Some animals, such as red deer, can fake their calls in order to seem bigger than they actually are. Thus, the calls are usually lower than what would be expected based on body size. According to biologists, such a strategy may be used to impress the other sex. Moreover, previous studies argued that animals that can fake their body size by changing their calls also tend to be good vocal learners. 

However, new research led by the Max Plank Institute for Psycholinguistics (MPI) and the University of Zurich has found that, contrary to expectations, vocal production learning in species such as dolphins, whales, or seals is correlated with the ability of producing higher sounds than those expected based on the animals’ body size. Thus, it appears that the good vocal learners are the animals capable of hitting high notes, and thus of “pretending” that they are smaller than they actually are.

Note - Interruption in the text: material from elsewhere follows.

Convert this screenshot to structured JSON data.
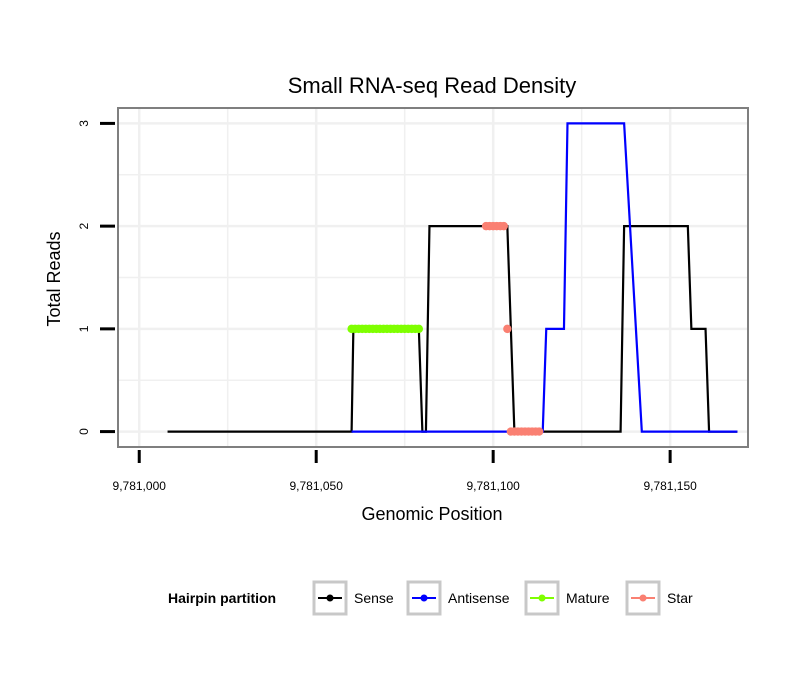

“There might be an alternative evolutionary scenario in vocal learners, where selective pressures favor individuals that can change their tone of voice from low to high,” said study first author Andrea Ravignani, the leader of the Comparative Bioacoustics research group at MPI.

“Of course there are exceptions, and we do not claim that all vocal learner species sound higher than expected for their body size. But there is a general trend, and this may help us to better characterize vocal communication in mammals,” explained study co-author Maxime Garcia, an expert in animal behavior at the University of Zurich.

According to Ravignani and Garcia, these findings could help predict which animal species are vocal learners. For example, the manatee, or sea cow, is an animal that has not yet shown capacities for vocal learning. However, since its calls are usually higher than expected from an animal of its size, researchers think that it may hide as yet undiscovered vocal talents. 

On the other hand, non-vocal animals who sound lower than expected, such as the Juan Fernandez fur seal, could have evolved special anatomical adaptations that need further scientific explanation.

“Our results may help better understand the cross-species diversity, variability, and aetiology of VPL [vocal production learning], which among other things is a key underpinning of speech in our species,” concluded the study authors.

The research is published in the journal Philosophical Transactions of the Royal Society B.